Trotzdem: Eine starke Phase erwischten die Gastgeber nach dem Seitenwechsel, als sie mehr Druck entfachten und sich schnell dafür belohnten. Jordi Osei-Tutu, neben Danilo Soares und Cristian Gamboa der beste Bochumer, umkurvte den Fürther Torhüter und brachte sein Team in Führung. Doch die Spielvereinigung gab nicht auf. Sebastian Ernst nutzte in der Schlussphase ein Abstimmungsproblem in der Bochumer Abwehr und sicherte seiner Mannschaft am Ende einen verdienten Punkt. Immerhin ist die Erfolgsserie des VfL damit nicht gerissen: Seit elf Spielen ist der Ruhrgebietsklub jetzt ungeschlagen.

Starker Endspurt

Dieser eindrucksvolle Endspurt hat den VfL überhaupt erst in die Lage gebracht, am letzten Spieltag „nur“ noch ums TV-Geld zu spielen. Anfang März, kurz vor der Saisonunterbrechung, galt der Verein noch als akut abstiegsgefährdet. Auch die Fans haben die positive Entwicklung zuletzt honoriert. So haben in den vergangenen Wochen rund 2.000 Dauerkarteninhaber auf eine Rückerstattung für vier Heimspiele verzichtet. Das ist ein weiterer Grund, warum der Kassensturz nach der Saison deutlich positiver ausfallen wird als zu Beginn der Corona-Krise befürchtet. Wird Bochum in der Endtabelle mindestens Siebter, wäre die Freude umso größer.

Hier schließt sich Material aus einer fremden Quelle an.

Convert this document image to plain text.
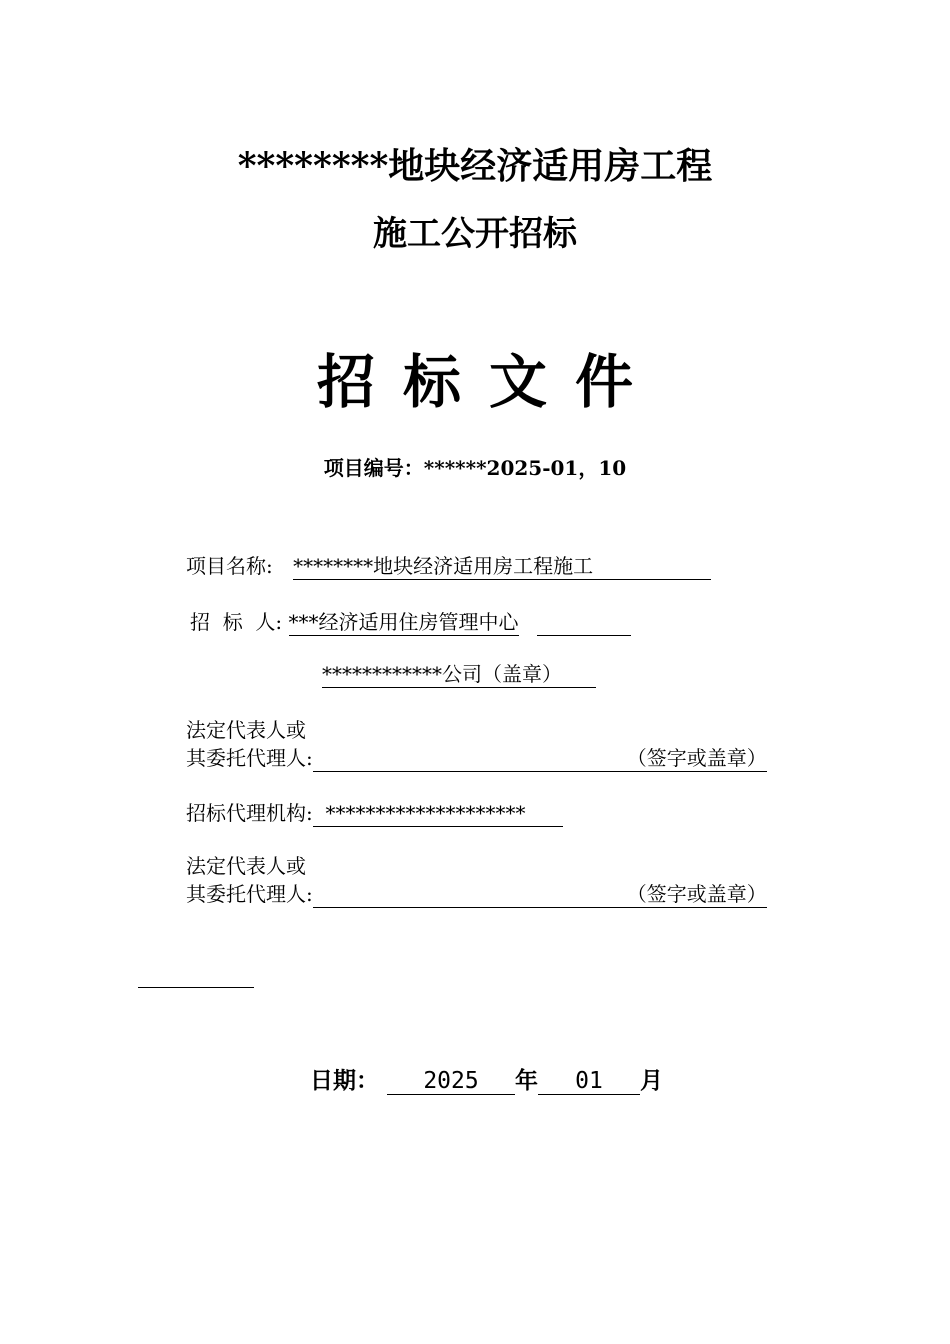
********地块经济适用房工程
施工公开招标
招标文件
项目编号：******2025-01，10
项目名称: ********地块经济适用房工程施工
招  标  人: ***经济适用住房管理中心
************公司（盖章）
法定代表人或
其委托代理人:	（签字或盖章）
招标代理机构:  ********************
法定代表人或
其委托代理人:	（签字或盖章）
日期： 2025 年 01 月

(Foto: Imago / Revierfoto)

2:1-Erfolg in Aue

Plötzlich ein Team: VfL macht Ausfälle vergessen

Mit Thomas Eisfeld hat beim Auswärtsspiel in Aue wohl kaum jemand gerechnet. Der Mittelfeldspieler rückte am Mittwochabend für den zuletzt starken Robert Zulj in die Startformation. Seit Monaten nahm Eisfeld beim VfL Bochum nur noch eine Außenseiterrolle ein. Doch nach einer halben Stunde besänftigte er seine Kritiker. Mit einem sehenswerten Schuss leitete er den 2:1-Sieg im Erzgebirge ein. Die außergewöhnliche Erfolgsserie des VfL Bochum geht damit weiter. Seit zehn Partien ist das Team von Trainer Thomas Reis jetzt ungeschlagen, in sieben Geisterspielen gab es fünf Siege und zwei Unentschieden. Jetzt ist der Klassenerhalt auch rechnerisch sicher. Die Souveränität der Bochumer bleibt beeindruckend, ebenso ihre Effizienz und die neue innere Geschlossenheit.

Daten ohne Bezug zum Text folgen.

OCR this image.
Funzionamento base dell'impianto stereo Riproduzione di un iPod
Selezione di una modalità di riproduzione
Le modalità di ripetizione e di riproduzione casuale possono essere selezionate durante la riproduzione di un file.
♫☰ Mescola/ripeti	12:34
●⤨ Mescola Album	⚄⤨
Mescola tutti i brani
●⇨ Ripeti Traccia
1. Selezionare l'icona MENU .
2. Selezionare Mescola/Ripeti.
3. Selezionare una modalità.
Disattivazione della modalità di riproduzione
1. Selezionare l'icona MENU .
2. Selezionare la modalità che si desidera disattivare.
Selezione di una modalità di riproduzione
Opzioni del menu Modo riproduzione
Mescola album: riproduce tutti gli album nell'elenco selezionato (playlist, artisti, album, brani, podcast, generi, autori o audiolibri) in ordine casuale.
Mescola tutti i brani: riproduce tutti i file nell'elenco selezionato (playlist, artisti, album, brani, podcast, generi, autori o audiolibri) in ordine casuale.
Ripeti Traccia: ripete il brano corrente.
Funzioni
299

Reis rotiert in Englischer Woche

Phasenweise entsteht der Eindruck, die Mannschaft wäre im März ausgewechselt worden – oder die Trainer haben hinter verschlossenen Toren ein wahres Wunder bewirkt. Auch in Aue hat der VfL bewiesen, dass selbst eine kleine Personal-Rotation kein Problem mehr ist. Das Team funktioniert. Thomas Reis hatte mit Cristian Gamboa, Robert Tesche und Robert Zulj auf drei Stammkräfte freiwillig verzichtet, dazu fehlten die Top-Scorer Silvere Ganvoula, Danny Blum und Simon Zoller verletzt. „Es zeichnet uns gerade aus, dass wir Ausfälle gut kompensieren können“, bestätigt Thomas Reis den Eindruck vieler Beobachter, tut sich mit einer Analyse aber schwer: „Das ist gar nicht so leicht zu erklären. Klar ist natürlich, dass mit jedem Sieg das Selbstvertrauen wächst.“ Was übersetzt bedeutet, dass es im Erfolgsfall deutlich leichter ist, einzelne Spieler zu ersetzen.  

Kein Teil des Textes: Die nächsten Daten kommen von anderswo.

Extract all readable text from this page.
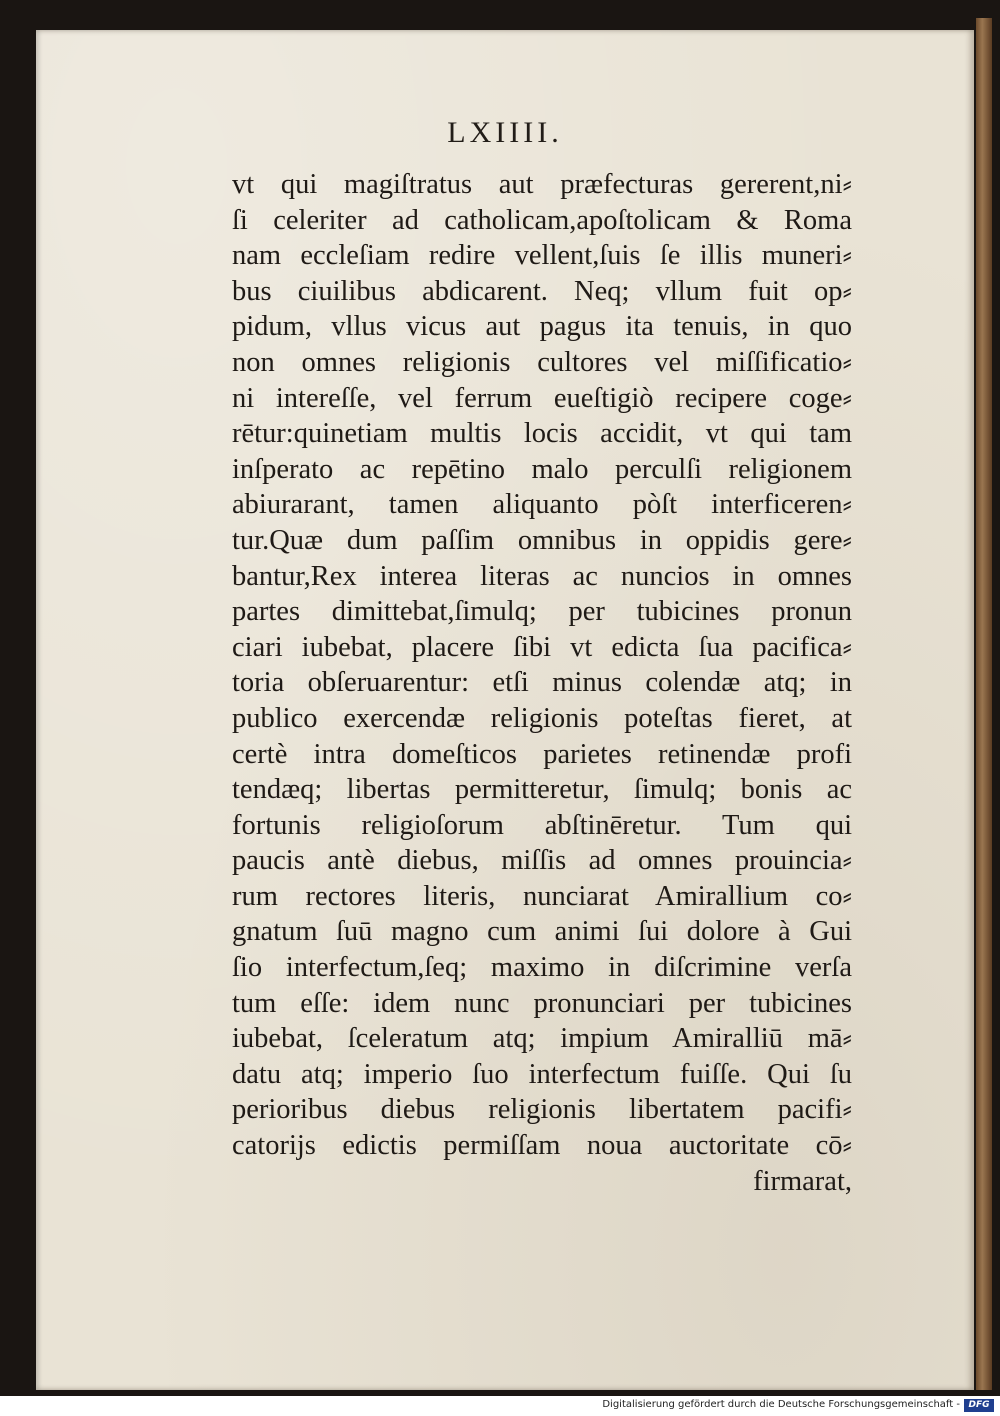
LXIIII.
vt qui magiſtratus aut præfecturas gererent,ni⸗
ſi celeriter ad catholicam,apoſtolicam & Roma
nam eccleſiam redire vellent,ſuis ſe illis muneri⸗
bus ciuilibus abdicarent. Neq; vllum fuit op⸗
pidum, vllus vicus aut pagus ita tenuis, in quo
non omnes religionis cultores vel miſſificatio⸗
ni intereſſe, vel ferrum eueſtigiò recipere coge⸗
rētur:quinetiam multis locis accidit, vt qui tam
inſperato ac repētino malo perculſi religionem
abiurarant, tamen aliquanto pòſt interficeren⸗
tur.Quæ dum paſſim omnibus in oppidis gere⸗
bantur,Rex interea literas ac nuncios in omnes
partes dimittebat,ſimulq; per tubicines pronun
ciari iubebat, placere ſibi vt edicta ſua pacifica⸗
toria obſeruarentur: etſi minus colendæ atq; in
publico exercendæ religionis poteſtas fieret, at
certè intra domeſticos parietes retinendæ profi
tendæq; libertas permitteretur, ſimulq; bonis ac
fortunis religioſorum abſtinēretur. Tum qui
paucis antè diebus, miſſis ad omnes prouincia⸗
rum rectores literis, nunciarat Amirallium co⸗
gnatum ſuū magno cum animi ſui dolore à Gui
ſio interfectum,ſeq; maximo in diſcrimine verſa
tum eſſe: idem nunc pronunciari per tubicines
iubebat, ſceleratum atq; impium Amiralliū mā⸗
datu atq; imperio ſuo interfectum fuiſſe. Qui ſu
perioribus diebus religionis libertatem pacifi⸗
catorijs edictis permiſſam noua auctoritate cō⸗
firmarat,
Digitalisierung gefördert durch die Deutsche Forschungsgemeinschaft - DFG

Nur der Platzverweis störte am Ende

Anlaufprobleme zeigte der VfL in Aue nur kurz. „In der ersten Viertelstunde waren wir nicht richtig auf dem Platz, unser Spiel war zu statisch“, bemängelt Reis. „Aber danach hat es die Mannschaft besser gemacht, wir hatten mehr Läufe in die Tiefe. Das Tor war der Dosenöffner.“ Eisfelds Tor hatte der flinke Jordi Osei-Tutu vorgelegt. Kurz vor der Pause baute Anthony Losilla die Führung sogar noch aus. Im zweiten Durchgang beschränkte sich der VfL dann auf das Notwendigste, ließ dabei aber kaum etwas anbrennen. Der Anschlusstreffer war nur noch Ergebniskosmetik, der Platzverweis gegen den ohnehin schwachen Milos Pantovic störte da schon eher. Bochums Offensivmann hatte kurz vor Schluss einen Gegenspieler ohne Not ausgebremst, Schiedsrichter Lasse Koslowski zückte die Rote Karte – eine harte Entscheidung.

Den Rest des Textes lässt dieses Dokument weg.